When did life get so overwhelming? I have to at least say that the last 5 years we have had it pretty good. God has blessed our marriage since the beginning. We have never really had any issues financially or with anything else really. So now is the time I guess for God to be testing me. However, I already felt like He tested me with my pregnancy by putting me on bed rest for the last month. Now its patience in dealing with my sweet 2 year old who definitely knows how to push mommy’s buttons and patience in being content with Ryan’s job. I want to be able to say “oh I need to just be thankful he has a job and that he enjoys it” sure easy enough. I am THANKFUL. But that doesn’t mean that it still isn’t hard on me. It doesn’t mean that I don’t miss him when he’s gone or that I just long to be able to have a Saturday together as a family. I do. And I think I am entitled to feel this way after just having a baby. My emotions have definitely gotten the better of me this summer. Sometimes I don’t even know why I am crying. Just being overwhelmed at times. God tells me “HEY” you need to slow down and just breathe ME in! And that has been my life line. I had sorta set aside my personal quiet time right after Charlee was born and I don’t doubt that by not spending time in the word and not spending time in prayer it made my struggle even worse. So the last 3 weeks I have been doing it every morning after feeding Charlee at 5 or 6am before I go back to sleep. And let me tell you it has made a huge difference to my day! Imagine that! I knew it would. I just needed to get in the habit of doing it again and making it a priority.

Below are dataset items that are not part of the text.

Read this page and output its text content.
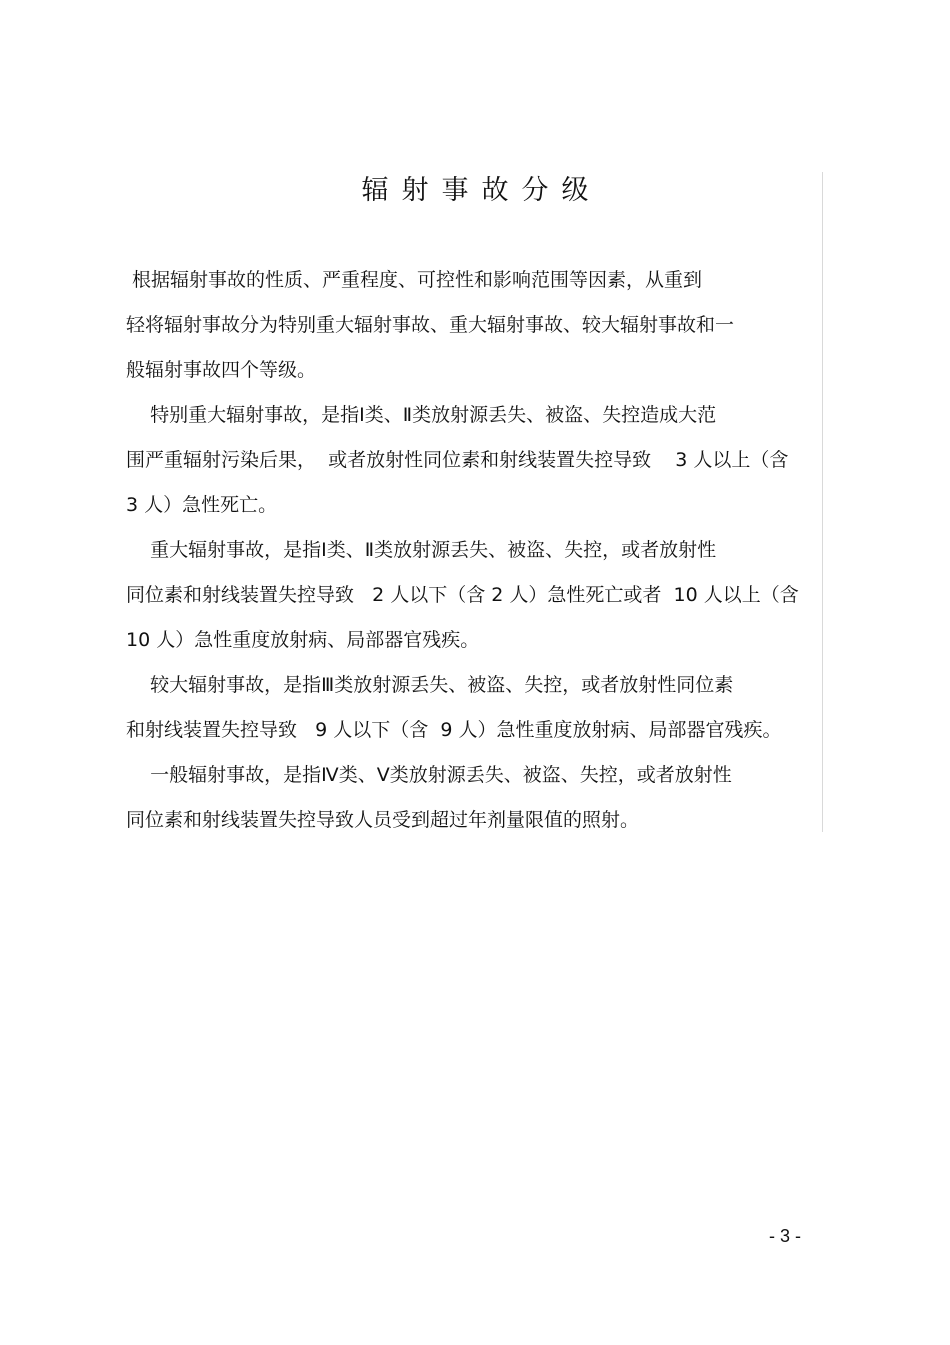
辐射事故分级
根据辐射事故的性质、严重程度、可控性和影响范围等因素，从重到
轻将辐射事故分为特别重大辐射事故、重大辐射事故、较大辐射事故和一
般辐射事故四个等级。
特别重大辐射事故，是指Ⅰ类、Ⅱ类放射源丢失、被盗、失控造成大范
围严重辐射污染后果，  或者放射性同位素和射线装置失控导致    3 人以上（含
3 人）急性死亡。
重大辐射事故，是指Ⅰ类、Ⅱ类放射源丢失、被盗、失控，或者放射性
同位素和射线装置失控导致   2 人以下（含 2 人）急性死亡或者  10 人以上（含
10 人）急性重度放射病、局部器官残疾。
较大辐射事故，是指Ⅲ类放射源丢失、被盗、失控，或者放射性同位素
和射线装置失控导致   9 人以下（含  9 人）急性重度放射病、局部器官残疾。
一般辐射事故，是指Ⅳ类、Ⅴ类放射源丢失、被盗、失控，或者放射性
同位素和射线装置失控导致人员受到超过年剂量限值的照射。
- 3 -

Life seems to be settling down again. Ryan had this past Saturday off and we enjoyed time together as a family then got to spend time just us. I will never again think about Saturdays home with the family the same way again. The time is precious. I am sure that God longs to be with me the way that I long to have Ryan home and time together as a family. Wow but what a way to give a girl a wake up call! I hear ya! Loud and clear. Thank you Jesus!
Now its just the waiting game again. Waiting to hear either this week or next week where JE Dunn will be sending Ryan next. I pray that its close to home. Really anywhere would have to be closer than Warrensburg at this point. But ultimately I pray that Ryan will enjoy his next project and that it won’t take away anymore of his time with his family. Because I am sure he’s sick of hearing how tired I am of him coming home late. I know its not his fault but sometimes a girl just has to VENT! And that’s kinda what I am doing now too I guess. So thanks for listening….er reading!